The Sailors led 19-6 by the end of the first quarter, but the Lobos stayed on pace in the second quarter to narrow the lead 26-22.
“One thing I’m concerned about is, we had a couple lulls in the second quarter kind of coming out flat,” Steamboat Springs head coach Michael Vandahl said. “We can’t afford to do that the rest of the season.”
In the game against Colorado Academy the night before, the Sailors experienced a slump in the second and third quarters, where they only had 16 points, but held the Mustangs to 13. Steamboat Springs played the hot hand in the fourth quarter, though, putting the Mustangs to rest 20-10 in the fourth quarter for a 69-58 final score.
Today, the Sailors defense held the Lobos 12 points in the entire second half, propelling the Sailors’ momentum into a 60-34 tournament victory. It was the first time the Sailors won their own Steamboat Springs Shoot-Out in 11 years.
What makes this year’s Sailors so special is the shared contribution of every player. Although Riniker led the team with a 21-point performance, the Sailors displayed a multi-dimensional attack.

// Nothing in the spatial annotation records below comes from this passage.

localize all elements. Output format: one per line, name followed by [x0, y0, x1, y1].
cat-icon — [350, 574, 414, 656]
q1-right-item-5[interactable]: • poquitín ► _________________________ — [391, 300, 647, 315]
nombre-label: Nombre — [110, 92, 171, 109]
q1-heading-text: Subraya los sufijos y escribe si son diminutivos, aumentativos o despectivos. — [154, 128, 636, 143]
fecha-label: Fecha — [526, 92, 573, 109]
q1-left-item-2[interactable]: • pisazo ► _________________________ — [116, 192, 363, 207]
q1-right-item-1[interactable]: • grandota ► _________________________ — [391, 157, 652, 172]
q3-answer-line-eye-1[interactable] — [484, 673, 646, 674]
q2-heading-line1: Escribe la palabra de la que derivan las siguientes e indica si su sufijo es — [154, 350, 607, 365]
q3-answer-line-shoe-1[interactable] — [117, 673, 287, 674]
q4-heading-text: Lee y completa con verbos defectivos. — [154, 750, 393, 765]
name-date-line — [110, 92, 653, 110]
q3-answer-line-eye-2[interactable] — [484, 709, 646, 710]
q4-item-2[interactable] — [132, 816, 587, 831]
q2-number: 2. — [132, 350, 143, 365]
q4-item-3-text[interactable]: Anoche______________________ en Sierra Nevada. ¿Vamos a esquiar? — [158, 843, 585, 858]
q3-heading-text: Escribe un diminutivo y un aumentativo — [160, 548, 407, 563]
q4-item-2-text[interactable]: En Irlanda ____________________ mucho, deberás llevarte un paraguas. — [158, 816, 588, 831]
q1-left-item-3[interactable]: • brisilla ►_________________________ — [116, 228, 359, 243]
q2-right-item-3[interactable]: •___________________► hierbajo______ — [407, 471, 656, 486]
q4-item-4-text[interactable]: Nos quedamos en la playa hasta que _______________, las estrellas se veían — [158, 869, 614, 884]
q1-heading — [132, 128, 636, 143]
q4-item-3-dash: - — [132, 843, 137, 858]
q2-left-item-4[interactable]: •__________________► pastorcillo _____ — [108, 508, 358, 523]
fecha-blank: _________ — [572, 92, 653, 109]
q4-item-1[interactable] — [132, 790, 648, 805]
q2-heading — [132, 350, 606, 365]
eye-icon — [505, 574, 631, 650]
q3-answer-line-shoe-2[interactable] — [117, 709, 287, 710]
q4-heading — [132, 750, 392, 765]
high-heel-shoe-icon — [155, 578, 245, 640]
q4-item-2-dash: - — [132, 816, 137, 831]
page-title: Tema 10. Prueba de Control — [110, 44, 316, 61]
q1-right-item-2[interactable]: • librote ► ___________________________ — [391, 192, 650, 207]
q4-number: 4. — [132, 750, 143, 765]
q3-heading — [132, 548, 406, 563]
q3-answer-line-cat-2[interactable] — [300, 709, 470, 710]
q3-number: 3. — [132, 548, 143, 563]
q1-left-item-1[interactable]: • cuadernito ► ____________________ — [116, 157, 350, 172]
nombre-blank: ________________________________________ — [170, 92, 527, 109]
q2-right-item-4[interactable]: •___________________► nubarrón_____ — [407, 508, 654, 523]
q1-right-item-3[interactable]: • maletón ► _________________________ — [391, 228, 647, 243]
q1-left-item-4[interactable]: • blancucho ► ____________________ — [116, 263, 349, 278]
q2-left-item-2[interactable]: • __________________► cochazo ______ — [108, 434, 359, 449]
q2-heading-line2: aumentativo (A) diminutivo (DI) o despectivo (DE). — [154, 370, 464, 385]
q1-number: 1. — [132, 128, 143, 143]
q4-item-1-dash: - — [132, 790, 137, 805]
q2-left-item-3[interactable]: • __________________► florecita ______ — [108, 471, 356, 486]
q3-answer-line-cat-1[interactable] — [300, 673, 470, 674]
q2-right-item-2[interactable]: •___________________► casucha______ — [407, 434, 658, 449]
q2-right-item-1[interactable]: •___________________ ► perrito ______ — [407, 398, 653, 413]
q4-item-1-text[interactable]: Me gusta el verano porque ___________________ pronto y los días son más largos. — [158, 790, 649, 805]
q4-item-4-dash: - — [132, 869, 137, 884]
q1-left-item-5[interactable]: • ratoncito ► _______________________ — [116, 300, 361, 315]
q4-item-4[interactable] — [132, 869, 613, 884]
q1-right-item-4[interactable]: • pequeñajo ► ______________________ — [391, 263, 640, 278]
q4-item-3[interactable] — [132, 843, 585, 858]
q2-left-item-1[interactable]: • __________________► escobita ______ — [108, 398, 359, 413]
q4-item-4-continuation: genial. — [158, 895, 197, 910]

“I think that’s what makes us so difficult. We’re a pretty talented team,” Vandahl said. “We have a bunch guys as our second leading scorer, third leading scorer, and anyone can get hot anytime. We share the ball well.”
Riniker led the team with nine rebounds, but senior Dawson Lindquist added eight. As a team, the Sailors had 37 rebounds, including 11 on offense. Offensive rebounds have been one of Vandahl’s main focuses this year, giving the Sailors multiple opportunities to share the ball and score.
It’s what helped outside shooters like junior Ethan Pyles make two of the team’s seven 3-pointers.
“I think that we really bonded together pretty well and played as a fist,” Riniker said. “Just working the ball, passing it around and getting everybody shots was just nice.”
A definitive tournament win is great for the Sailors to begin the season, but next week, they’ll head to rival Moffat County before hosting Mead on Saturday. The team looks to be a well-oiled machine for now, but it’s too early to tell how special this year might be.
“We need to continue to get better, focus on our next game,” Vandahl said. “Our big goal this season is to focus on the now and not look ahead. Just take it one day at a time.”